Histopathological analysis of the MSG biopsies from 48 patients with pSS showed a different degree of FLS, defined as focus score, for those with normal biopsy, or abnormal, as indicated in Table 1. Histopathological analysis of labial biopsies of 40 control subjects show different degrees of CS, as shown in Table 4. We observed that 40% of pSS

patients with FLS < 1 showed clonal IgH rearrangements compared with patients who had an abnormal biopsy (FLS ≥ 1), in some cases reaching 100%, as shown in Table 4. This difference was statistically significant (P < 0·01; χ2 test, 99% CI). In addition, we determined that 83·4% of the cases with pSS presented an oligo–monoclonal IgH rearrangement Rapamycin cost compared with 19% of the cases diagnosed with CS. There was a high correlation in control cases between the severity of CS and the presence of B cell clonality (Table 4). Seven VX-809 datasheet cases with severe CS showed B cell oligo–monoclonality compared with those diagnosed with mild to intermediate CS (87·5 versus 3·1%; P < 0·01; χ2 test). The biopsy was completely normal in only two cases and we did not detect a clonal IgH gene rearrangement by PCR (Table 4). Our results showed 58% and 79% of B cell clonality or oligoclonality, respectively, in the MSG of SS patients using FR3/LJH and FR2/LJH-VLJH primers.

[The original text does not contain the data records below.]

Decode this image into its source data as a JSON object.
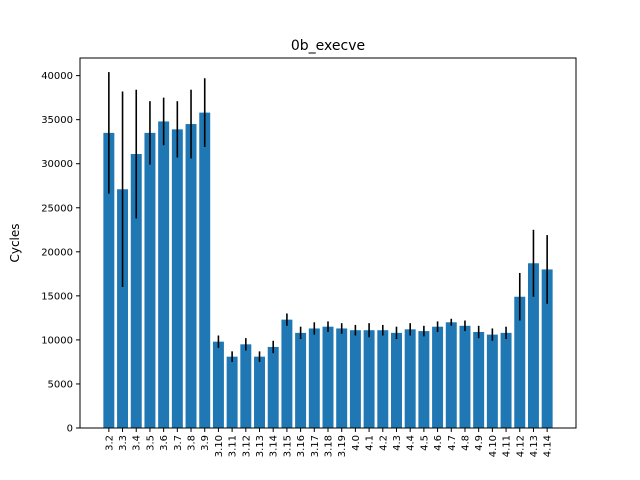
{
  "chart_data": {
    "type": "bar",
    "title": "0b_execve",
    "xlabel": "",
    "ylabel": "Cycles",
    "ylim": [
      0,
      42000
    ],
    "yticks": [
      0,
      5000,
      10000,
      15000,
      20000,
      25000,
      30000,
      35000,
      40000
    ],
    "ytick_labels": [
      "0",
      "5000",
      "10000",
      "15000",
      "20000",
      "25000",
      "30000",
      "35000",
      "40000"
    ],
    "categories": [
      "3.2",
      "3.3",
      "3.4",
      "3.5",
      "3.6",
      "3.7",
      "3.8",
      "3.9",
      "3.10",
      "3.11",
      "3.12",
      "3.13",
      "3.14",
      "3.15",
      "3.16",
      "3.17",
      "3.18",
      "3.19",
      "4.0",
      "4.1",
      "4.2",
      "4.3",
      "4.4",
      "4.5",
      "4.6",
      "4.7",
      "4.8",
      "4.9",
      "4.10",
      "4.11",
      "4.12",
      "4.13",
      "4.14"
    ],
    "values": [
      33500,
      27100,
      31100,
      33500,
      34800,
      33900,
      34500,
      35800,
      9800,
      8100,
      9500,
      8100,
      9200,
      12300,
      10800,
      11300,
      11500,
      11300,
      11100,
      11100,
      11100,
      10800,
      11200,
      11000,
      11500,
      12000,
      11600,
      10900,
      10600,
      10800,
      14900,
      18700,
      18000
    ],
    "errors": [
      6900,
      11100,
      7300,
      3600,
      2700,
      3200,
      3900,
      3900,
      700,
      600,
      700,
      600,
      700,
      700,
      700,
      700,
      600,
      600,
      600,
      800,
      600,
      700,
      700,
      600,
      600,
      400,
      600,
      700,
      700,
      700,
      2700,
      3800,
      3900
    ],
    "bar_color": "#1f77b4",
    "error_color": "#000000"
  }
}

Similar results have been reported in the literature, where 77% of cases with NHL were PCR-positive, arguing that the

low detection of clonal B cells is due to partial rearrangements, inversions, somatic mutations or deletions

that can be missed by PCR [26]. The addition of FR1c-LJH primers to our PCR analysis allowed a higher detection rate of SS cases, as reported previously by Aubin and co-workers [17]. Therefore, the use of the three sets of primers diminished the false negative results and improved the detection rate in 86·7% of the SS patients (Table 3). Also, we observed that the addition of FR3 did not increase the number of positive cases, therefore the failure of FR3 or FR2 to detect clonality in some cases could be the acquisition of somatic mutations in the primer target sequences, due to mispriming during the PCR [11,12,15,26]. Another possibility is that the IgH gene rearrangement is related closely to the cellular triclocarban origin involved in the lymphoid pathology. In these cases, absence of clonality for the FR3-VLJH primers would indicate the presence of post-GC B cells or memory B cells in the salivary glands, characterized by cells bearing somatically hypermutated VH genes, as has been found in a series of studies in NHL and MALT [10,28,29]. It has been determined that patients with SS have a 16-fold increased risk of developing lymphoma [5,30]. Several studies have suggested that lympho-epithelial lesions in SS patients show a high presence of clonal expansion of B cells, as determined by molecular analysis of the IgH rearrangement, morphological or immunophenotypic determination.